= John Ballard (music producer) =

Scottish singer-songwriter and record producer

John Ballard (born 14 April 1951) is a Scottish singer-songwriter and record producer, based in Gothenburg, Sweden, where he has a recording studio (Tuff Studios).

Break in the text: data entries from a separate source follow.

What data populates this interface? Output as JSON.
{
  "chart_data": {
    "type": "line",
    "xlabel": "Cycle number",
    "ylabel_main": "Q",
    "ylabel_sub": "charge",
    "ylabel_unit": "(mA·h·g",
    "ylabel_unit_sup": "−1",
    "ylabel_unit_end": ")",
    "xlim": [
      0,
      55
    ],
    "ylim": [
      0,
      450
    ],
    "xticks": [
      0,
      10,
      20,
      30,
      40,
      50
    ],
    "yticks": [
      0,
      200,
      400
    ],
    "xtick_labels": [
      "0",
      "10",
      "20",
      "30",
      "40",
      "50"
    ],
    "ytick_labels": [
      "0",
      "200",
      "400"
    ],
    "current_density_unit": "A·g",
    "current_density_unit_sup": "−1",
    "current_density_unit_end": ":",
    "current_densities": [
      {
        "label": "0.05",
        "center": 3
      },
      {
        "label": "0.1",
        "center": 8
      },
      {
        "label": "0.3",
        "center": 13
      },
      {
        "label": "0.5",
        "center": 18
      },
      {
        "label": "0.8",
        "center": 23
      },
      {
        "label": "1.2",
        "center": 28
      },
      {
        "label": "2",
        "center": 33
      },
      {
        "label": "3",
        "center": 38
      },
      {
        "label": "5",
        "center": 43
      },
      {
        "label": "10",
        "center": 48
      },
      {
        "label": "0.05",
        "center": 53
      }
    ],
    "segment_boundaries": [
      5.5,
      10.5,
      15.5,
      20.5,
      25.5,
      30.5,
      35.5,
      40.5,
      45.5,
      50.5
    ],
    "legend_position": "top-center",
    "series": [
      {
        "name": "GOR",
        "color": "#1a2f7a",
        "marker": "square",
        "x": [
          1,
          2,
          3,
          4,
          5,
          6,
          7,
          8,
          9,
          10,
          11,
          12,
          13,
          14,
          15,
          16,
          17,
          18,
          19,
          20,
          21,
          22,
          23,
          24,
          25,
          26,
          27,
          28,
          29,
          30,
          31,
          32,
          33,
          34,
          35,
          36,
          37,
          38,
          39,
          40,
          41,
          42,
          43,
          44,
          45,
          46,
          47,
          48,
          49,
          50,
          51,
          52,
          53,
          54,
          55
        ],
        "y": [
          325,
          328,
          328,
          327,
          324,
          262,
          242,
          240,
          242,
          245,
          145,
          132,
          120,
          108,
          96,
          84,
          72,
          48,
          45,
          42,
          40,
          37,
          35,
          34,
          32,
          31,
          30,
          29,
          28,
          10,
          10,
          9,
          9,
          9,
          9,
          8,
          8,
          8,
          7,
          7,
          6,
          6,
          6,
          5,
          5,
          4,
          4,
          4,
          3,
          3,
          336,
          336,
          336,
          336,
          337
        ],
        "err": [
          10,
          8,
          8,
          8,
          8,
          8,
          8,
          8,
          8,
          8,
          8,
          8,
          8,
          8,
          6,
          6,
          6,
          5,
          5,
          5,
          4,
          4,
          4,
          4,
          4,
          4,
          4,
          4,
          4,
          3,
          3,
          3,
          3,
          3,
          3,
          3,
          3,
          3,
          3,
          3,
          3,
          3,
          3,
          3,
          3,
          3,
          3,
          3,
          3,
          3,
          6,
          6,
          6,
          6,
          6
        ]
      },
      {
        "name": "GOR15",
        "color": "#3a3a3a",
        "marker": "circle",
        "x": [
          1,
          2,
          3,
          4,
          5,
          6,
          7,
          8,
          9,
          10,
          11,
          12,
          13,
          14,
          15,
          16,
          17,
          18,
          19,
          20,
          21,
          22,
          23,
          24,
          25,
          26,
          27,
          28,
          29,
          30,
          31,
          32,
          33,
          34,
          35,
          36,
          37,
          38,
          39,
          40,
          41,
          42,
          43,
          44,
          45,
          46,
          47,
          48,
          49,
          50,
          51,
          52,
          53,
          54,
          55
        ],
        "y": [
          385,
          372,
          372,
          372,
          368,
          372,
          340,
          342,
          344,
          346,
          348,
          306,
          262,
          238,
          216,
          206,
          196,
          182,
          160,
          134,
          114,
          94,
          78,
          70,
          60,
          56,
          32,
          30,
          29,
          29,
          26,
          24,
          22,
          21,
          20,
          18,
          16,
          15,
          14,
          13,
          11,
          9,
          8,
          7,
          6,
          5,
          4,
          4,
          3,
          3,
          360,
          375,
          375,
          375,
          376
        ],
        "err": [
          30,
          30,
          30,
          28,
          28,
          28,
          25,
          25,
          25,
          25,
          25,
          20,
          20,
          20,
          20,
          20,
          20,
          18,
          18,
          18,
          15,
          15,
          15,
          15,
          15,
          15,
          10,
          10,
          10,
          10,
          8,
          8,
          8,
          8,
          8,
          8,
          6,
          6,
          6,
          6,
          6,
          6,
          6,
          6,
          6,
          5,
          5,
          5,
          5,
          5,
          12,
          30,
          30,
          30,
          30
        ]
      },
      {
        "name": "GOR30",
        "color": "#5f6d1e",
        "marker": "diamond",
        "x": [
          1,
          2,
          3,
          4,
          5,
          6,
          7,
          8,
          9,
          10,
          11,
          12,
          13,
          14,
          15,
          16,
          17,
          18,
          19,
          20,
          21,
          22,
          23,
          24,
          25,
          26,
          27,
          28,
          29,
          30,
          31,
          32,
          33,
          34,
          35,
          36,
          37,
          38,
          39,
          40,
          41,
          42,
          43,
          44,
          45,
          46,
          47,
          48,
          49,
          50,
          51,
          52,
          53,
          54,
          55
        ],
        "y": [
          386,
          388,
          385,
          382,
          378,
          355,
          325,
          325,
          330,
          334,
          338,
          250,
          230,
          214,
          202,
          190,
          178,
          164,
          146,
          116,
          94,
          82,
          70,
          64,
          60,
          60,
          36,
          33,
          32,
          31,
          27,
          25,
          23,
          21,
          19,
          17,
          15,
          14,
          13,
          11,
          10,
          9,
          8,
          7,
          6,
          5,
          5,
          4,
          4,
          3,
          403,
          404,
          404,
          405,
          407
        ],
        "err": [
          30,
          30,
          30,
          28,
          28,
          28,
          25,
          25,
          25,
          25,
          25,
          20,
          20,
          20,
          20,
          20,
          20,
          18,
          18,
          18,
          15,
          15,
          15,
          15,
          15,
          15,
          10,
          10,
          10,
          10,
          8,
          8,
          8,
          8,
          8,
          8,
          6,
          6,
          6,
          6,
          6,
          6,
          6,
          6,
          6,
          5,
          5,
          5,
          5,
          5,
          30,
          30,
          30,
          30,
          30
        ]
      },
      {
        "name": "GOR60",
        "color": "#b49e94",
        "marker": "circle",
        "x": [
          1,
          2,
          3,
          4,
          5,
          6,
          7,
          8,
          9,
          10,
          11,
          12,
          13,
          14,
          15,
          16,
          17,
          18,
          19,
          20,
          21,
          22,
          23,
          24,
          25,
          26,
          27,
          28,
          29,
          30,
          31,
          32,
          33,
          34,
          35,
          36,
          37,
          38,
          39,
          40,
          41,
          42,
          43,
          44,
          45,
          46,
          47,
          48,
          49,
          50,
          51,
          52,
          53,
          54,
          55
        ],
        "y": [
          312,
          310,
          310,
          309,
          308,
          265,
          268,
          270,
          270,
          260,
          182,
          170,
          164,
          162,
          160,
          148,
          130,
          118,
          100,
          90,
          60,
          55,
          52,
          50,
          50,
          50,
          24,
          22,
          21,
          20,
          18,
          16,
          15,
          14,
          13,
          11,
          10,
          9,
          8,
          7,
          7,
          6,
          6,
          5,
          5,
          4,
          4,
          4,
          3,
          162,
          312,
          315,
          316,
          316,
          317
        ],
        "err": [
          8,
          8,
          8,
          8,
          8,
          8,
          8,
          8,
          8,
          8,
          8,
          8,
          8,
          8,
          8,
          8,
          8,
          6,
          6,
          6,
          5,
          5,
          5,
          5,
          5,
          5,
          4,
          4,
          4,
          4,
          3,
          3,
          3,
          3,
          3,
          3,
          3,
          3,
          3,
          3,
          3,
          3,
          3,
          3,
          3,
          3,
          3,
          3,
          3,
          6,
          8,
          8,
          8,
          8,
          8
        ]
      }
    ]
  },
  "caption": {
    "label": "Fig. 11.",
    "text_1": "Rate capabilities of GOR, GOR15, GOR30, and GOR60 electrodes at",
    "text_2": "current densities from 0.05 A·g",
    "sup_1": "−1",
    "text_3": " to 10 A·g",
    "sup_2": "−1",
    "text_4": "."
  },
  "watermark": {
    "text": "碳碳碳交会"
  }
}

At Tuff Studios he has produced amongst others, Ace of Base (their first three albums), as well as co-writing some of their songs.

==Discography==

As Producer:
| Year | Artist(s) | Song |
|---|---|---|
| 1992 | Ace Of Base | "Happy Nation" |
| 1993 | Ace Of Base | "The Sign" |
| 1995 | Ace Of Base | "The Bridge" |
| 1998 | Ace Of Base | "Life Is A Flower" |

As Composer/writer or co-writer:
| Year | Artist(s) | Song | Notes |
|---|---|---|---|
|  | Ace Of Base | "No Stranger to Love" |  |
|  | Ace Of Base | "Mercy Mercy" |  |
|  | Ace Of Base | "Look Around Me" | Unreleased |
|  | Ace Of Base | "Angel of Love" | Unreleased |
| 1995 | Ace Of Base | "Beautiful Life" | Released on the album The Bridge |
| 1995 | Ace Of Base | "Perfect World" | Released on the album The Bridge |
| 1995 | Ace Of Base | "Que Sera" | Released on the album The Bridge |
| 1995 | Ace Of Base | "Edge of Heaven" | Released on the album The Bridge |
| 1998 | Ace Of Base | "I Pray" | Released on the album Flowers |
| 1998 | Ace Of Base | "Don't Go Away" | Released on the albums Cruel Summer and Flowers |
| 2013 | Farid Mammadov | "Hold Me" | Azerbaijan entry in the Eurovision Song Contest, took 2nd place |
| 2014 | Tolmachevy Sisters | "Shine" | Russian entry in the Eurovision Song Contest, took 7th place |
| 2016 | Sergey Lazarev | "You Are the Only One" | Russian entry in the Eurovision Song Contest, took 3rd place |
| 2017 | Demy | "This Is Love" | Greek entry in the Eurovision Song Contest, took 19th place |
| 2018 | DoReDoS | "My Lucky Day" | Moldovan entry in the Eurovision Song Contest, took 10th place |

Ballard has also written songs for the Eurovision Song Contest and also performed twice in the Swedish qualification rounds of ESC in the 1980s:

| Year | Artist(s) | Song | Notes |
|---|---|---|---|
| 1983 | John Ballard/Ann-Louise Hanson | "Bara En Enda Gång" | Took 5th place in the Swedish qualification rounds of the ESC. |
| 1984 | John Ballard | "Rendez-Vous" | Took 3rd place in the Swedish qualification rounds of the ESC. |

== Other projects==
Ballard founded the successful Swedish band Bubbles, and wrote and recorded most of their songs.

He wrote and recorded "Somewhere" (performed by Bubbles), the title track for the European release of Ice Age.

He wrote most of the tracks for the Swedish boy band Together, including the track "Vänner" (Friends) which went to number one in Sweden.